Football club kicking retail property goals
Western Sydney Wanderers is set to become one of a handful of Aussie sporting clubs to generate commercial revenue streams.
A-League club Western Sydney Wanderers will build a retail precinct to underpin its $30m training and community precinct in Sydney’s Blacktown, becoming one of a handful of Australian sporting clubs to generate commercial revenue streams.
The Wanderers, part-owned by billionaire chairman Paul Lederer, opened stage one of their 11 hectare project in Sydney’s west on Monday, including three elite training pitches and an administration centre housing change rooms, physiotherapy and gym facilities, and an office block.
While the club is in partnership with the local Blacktown council, the Wanderers — who will move back to the revamped Bankwest Stadium for the upcoming A-league season — will also make money from an adjacent business park which will be ploughed back into the club and the precinct.
“This has taken a lot of work and investment by the owners and we think it will be the best sporting club in Australia when everything is finished,” Mr Lederer told The Australian.
“It has been five years in the planning. We will have a service station and commercial buildings with a 7/11 and outlets like that, and we are also looking at a licensed club. But all the money we will make will go back into the club — it is very important to us.”
Mr Lederer, who has a fortune estimated at $1.23bn on The List — Australia’s Richest 250, has partly funded the project along with fellow Wanderers owners Jefferson Chang and Glenn Duncan and director David Slade.
“We have planned, paid for and delivered a facility in western Sydney that in my opinion is unrivalled,” Mr Lederer said.
“And it will help us develop our own (playing) talent. We are also not charging anyone to come play here, boys or girls. We have to nurture our own players. For western Sydney, that is very important.”

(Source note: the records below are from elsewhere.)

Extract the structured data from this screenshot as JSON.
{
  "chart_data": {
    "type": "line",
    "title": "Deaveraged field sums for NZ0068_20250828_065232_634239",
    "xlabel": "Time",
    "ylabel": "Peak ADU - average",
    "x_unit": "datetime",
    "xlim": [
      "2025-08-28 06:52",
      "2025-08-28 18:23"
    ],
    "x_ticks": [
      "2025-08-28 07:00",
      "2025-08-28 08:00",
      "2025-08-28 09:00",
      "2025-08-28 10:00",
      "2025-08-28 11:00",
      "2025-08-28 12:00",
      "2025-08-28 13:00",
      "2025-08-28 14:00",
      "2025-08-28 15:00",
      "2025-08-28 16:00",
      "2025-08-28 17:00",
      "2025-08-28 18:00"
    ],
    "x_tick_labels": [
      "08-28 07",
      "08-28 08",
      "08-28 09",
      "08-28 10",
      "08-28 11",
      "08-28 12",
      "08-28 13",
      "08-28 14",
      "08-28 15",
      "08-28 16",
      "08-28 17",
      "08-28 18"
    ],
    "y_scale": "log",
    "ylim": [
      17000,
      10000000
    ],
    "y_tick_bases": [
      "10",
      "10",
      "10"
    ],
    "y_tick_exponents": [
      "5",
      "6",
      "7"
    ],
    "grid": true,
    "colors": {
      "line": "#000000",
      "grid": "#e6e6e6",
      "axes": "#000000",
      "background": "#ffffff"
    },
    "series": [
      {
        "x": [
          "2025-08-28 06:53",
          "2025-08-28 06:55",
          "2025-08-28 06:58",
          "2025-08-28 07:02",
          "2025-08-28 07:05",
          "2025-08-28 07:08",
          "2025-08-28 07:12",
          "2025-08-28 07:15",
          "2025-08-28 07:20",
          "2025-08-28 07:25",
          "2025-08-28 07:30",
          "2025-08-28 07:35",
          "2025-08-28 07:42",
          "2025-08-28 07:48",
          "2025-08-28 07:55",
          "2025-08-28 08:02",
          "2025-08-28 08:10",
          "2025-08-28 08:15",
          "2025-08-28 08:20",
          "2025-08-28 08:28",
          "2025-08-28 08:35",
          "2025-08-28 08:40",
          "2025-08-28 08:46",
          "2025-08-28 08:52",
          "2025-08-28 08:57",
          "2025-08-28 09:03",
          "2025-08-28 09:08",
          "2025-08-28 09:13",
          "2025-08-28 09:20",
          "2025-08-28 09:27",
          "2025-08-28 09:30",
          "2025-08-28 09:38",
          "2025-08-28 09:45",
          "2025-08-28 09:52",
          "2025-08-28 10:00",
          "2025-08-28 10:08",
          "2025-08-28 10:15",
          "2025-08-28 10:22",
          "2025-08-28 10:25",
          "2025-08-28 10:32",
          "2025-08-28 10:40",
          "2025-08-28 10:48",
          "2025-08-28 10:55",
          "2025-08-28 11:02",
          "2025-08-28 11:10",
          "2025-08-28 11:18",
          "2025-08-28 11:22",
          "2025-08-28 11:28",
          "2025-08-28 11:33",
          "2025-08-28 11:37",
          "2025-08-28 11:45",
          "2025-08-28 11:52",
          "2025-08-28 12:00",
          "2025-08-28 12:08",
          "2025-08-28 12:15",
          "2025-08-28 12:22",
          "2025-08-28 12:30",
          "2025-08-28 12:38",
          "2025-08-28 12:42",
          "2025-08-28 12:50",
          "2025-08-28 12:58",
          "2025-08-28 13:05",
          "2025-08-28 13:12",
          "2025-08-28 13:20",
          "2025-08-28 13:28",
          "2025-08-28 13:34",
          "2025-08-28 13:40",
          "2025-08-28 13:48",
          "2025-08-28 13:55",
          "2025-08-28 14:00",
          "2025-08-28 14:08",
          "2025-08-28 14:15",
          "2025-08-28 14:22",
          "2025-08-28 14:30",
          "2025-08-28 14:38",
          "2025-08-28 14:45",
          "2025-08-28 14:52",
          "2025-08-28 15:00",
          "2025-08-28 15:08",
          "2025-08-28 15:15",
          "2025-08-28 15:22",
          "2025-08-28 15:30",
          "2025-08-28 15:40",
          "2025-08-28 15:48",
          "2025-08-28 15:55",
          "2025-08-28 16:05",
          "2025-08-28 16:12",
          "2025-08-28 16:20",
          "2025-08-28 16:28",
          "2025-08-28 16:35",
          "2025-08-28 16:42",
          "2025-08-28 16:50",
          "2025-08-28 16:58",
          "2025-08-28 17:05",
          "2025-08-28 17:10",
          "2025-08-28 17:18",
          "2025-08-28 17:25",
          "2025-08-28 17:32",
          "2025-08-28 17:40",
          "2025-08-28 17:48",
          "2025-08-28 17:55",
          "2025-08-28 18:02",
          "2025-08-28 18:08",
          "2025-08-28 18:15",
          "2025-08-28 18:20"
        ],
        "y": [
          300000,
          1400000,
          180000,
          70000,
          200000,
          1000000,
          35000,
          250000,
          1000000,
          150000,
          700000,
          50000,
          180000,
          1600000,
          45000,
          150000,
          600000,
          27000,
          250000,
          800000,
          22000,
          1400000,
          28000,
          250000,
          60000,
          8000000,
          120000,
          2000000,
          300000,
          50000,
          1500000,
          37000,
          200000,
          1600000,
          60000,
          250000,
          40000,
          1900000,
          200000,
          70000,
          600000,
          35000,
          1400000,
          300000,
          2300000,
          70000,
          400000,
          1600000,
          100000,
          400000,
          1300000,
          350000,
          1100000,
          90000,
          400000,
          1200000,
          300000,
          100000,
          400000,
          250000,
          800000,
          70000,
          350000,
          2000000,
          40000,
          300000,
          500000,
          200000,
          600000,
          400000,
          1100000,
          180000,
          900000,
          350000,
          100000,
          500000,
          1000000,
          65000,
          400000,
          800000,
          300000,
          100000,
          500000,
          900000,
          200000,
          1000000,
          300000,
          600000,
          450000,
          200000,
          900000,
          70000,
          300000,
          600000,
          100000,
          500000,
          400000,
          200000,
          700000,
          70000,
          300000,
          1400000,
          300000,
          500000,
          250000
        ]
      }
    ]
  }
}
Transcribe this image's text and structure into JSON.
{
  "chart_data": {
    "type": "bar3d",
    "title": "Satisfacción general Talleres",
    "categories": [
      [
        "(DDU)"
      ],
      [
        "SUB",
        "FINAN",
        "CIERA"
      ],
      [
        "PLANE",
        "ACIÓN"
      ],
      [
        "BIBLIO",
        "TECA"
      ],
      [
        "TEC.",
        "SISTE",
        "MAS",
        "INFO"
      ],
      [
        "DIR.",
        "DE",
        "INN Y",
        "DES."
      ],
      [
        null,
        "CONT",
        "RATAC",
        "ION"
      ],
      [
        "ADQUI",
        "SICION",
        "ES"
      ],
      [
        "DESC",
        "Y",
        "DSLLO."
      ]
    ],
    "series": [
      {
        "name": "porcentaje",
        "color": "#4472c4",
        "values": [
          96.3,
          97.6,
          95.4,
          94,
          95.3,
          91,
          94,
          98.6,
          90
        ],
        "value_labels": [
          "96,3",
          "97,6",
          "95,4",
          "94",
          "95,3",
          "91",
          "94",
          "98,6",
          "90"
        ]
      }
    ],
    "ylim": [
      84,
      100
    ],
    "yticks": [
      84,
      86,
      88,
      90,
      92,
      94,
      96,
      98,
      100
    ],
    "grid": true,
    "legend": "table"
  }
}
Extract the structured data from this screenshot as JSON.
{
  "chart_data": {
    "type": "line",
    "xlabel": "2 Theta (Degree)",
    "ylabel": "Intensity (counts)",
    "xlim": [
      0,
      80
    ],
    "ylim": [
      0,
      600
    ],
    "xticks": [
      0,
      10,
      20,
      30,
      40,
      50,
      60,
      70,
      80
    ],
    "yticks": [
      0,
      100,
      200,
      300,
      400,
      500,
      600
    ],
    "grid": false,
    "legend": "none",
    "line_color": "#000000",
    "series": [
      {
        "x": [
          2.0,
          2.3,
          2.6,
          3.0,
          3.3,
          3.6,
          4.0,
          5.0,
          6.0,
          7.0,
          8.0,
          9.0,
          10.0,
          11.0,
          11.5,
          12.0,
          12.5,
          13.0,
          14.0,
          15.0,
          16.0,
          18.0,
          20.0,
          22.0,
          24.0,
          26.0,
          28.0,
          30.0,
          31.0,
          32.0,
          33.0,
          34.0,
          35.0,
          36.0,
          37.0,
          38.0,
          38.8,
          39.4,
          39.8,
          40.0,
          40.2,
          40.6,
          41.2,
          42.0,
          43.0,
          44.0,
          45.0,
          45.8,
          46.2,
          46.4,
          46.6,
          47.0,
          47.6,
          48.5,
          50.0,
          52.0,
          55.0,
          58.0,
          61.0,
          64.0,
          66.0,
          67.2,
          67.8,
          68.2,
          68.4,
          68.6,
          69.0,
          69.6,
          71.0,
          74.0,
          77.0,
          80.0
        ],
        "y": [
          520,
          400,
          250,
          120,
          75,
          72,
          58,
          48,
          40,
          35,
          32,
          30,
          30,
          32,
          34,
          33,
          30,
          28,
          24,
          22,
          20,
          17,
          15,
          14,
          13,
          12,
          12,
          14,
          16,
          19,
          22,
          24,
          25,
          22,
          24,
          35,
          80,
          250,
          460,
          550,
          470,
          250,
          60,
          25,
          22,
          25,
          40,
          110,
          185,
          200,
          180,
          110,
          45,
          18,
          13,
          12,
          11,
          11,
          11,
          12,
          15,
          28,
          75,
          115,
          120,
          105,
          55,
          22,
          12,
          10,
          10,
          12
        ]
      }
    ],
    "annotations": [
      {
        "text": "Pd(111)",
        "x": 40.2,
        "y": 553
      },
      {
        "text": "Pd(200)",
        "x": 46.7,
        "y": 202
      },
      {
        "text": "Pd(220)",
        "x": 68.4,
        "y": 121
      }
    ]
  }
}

Mr Lederer said the Wanderers, who have had several disappointing seasons on the field, should be aiming to have more than 20,000 members each season. Members could also join the licensed club in the future and community facilities will be built on the precinct.
The Wanderers will be one of a handful of A-league clubs with their own purpose-built training and administrative centres, with only the Central Coast Mariners also deriving revenue from a nearby commercial building.
Meanwhile, another member of The List, Larry Kestelman, the Melbourne property investor and owner of the National Basketball League, unveiled plans for a mixed-used project in Hobart with a refurbished 5000 seat indoor stadium as its centrepiece.
Mr Kestelman plans to purchase the Derwent Entertainment Centre from the Glenorchy City Council to host a new NBL team as part of a new sport and community precinct at Wilkinsons Point.
It could also incorporate a 4.5 star hotel, retail and hospitality buildings and a leisure and sporting centre.
“This is a re-imagining of Wilkinsons Point that will breathe new life into the precinct and have significant economic benefits for Tasmania and promote jobs and tourism,” Mr Kestelman said.